O número relativamente reduzido de cientistas atualmente no Brasil, apesar de muitos dos biólogos serem bem qualificados, é outro gargalo que precisa ser resolvido, diz o neurocientista. Rehen trabalha especificamente tentando fazer com que o material celular embrionário possa ser diferenciado em neurônios. As células dele vieram dos EUA.
"O mais importante agora, também, é formar mais gente. Nem adianta fazer como a Califórnia, investir até US$ 3 bilhões em projetos de pesquisa, porque não teremos grupos para usar todos esses recursos".
Segundo Rehen, os R$ 21 milhões anunciados pelo governo federal para todos os estudos com células-tronco, inclusive as adultas, é razoável. "A idéia do trabalho em rede é boa porque permite investir com profissionalismo", diz.
Mesmo ainda sem muitos grupos envolvidos diretamente com as células-tronco embrionárias - projetos de ponta existem em locais como a UFRJ, USP (Universidade de São Paulo), Unesp (Universidade Estadual Paulista) e UFRGS (Universidade Federal do Rio Grande do Sul)- o Brasil, segundo Rehen, não pode ser rotulado como atrasado. "Principalmente se formos comparar com todo o hemisfério Sul, com exceção da Austrália", diz.
O atraso em relação aos EUA e a alguns países da Europa, como a Inglaterra, é histórico, afirma o pesquisador.
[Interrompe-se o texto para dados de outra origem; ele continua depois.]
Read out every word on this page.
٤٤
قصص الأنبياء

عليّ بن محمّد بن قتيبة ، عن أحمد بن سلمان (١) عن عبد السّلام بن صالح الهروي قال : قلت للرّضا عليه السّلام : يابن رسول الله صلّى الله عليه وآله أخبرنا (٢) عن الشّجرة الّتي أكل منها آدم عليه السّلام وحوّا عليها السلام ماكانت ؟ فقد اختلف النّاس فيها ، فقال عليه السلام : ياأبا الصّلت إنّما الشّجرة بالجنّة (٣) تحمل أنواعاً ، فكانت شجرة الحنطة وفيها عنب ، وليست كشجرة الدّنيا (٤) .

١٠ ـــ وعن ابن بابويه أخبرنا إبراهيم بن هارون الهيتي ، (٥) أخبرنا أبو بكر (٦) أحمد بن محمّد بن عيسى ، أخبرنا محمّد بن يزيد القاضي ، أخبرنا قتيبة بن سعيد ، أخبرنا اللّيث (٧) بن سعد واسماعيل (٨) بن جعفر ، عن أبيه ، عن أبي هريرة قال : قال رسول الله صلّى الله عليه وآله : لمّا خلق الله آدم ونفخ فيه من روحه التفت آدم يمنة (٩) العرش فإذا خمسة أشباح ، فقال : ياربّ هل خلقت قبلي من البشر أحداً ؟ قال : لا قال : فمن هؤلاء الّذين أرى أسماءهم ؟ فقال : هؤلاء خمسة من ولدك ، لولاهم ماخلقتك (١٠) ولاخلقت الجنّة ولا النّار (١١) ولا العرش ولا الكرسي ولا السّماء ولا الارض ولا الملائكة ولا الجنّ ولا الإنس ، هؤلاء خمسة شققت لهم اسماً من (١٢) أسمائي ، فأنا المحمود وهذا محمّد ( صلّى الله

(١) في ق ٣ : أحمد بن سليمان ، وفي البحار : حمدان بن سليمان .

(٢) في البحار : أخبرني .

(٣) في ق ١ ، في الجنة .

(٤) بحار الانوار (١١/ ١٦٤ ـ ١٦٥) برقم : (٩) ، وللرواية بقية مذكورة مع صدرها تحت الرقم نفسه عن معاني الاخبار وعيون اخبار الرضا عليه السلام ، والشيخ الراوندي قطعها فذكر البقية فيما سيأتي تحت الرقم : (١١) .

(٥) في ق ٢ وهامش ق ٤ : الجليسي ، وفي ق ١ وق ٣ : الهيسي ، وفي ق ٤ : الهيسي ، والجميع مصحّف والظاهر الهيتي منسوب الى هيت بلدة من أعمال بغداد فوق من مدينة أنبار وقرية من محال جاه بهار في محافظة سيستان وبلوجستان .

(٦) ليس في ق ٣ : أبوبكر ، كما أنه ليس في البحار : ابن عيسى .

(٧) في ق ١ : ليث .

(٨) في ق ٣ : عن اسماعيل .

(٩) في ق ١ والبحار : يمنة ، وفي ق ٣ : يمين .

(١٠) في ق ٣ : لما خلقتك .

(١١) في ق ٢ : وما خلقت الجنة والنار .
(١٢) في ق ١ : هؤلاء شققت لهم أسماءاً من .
No Reino Unido, por exemplo, a discussão nos tribunais também está mais avançada. A Corte, lá, acaba de liberar o uso de embriões híbridos, que têm material humano e de vaca. "Aqui nós estamos discutindo coisas anteriores ainda", diz Rehen, que já antecipa uma dor de cabeça legal que pode surgir no futuro para os ministros do STF resolverem.
"Imagine se nessas pesquisas com células reprogramáveis um material de pele se transformar em um espermatozóide. Será possível gerar um filho sem que o pai saiba, ou seja, a partir da pele de alguém."
No caso brasileiro, Rehen não tem dúvida de que o componente religioso e conservador surgiu nos debates do STF pois no imaginário coletivo existe uma ligação entre as células-tronco e o aborto. "Diretamente, não tem nada a ver."
Para resolver isso, diz o cientista da UFRJ, a solução é aumentar a cultura científica da população. "É mais uma questão de formação básica mesmo, que precisa melhorar."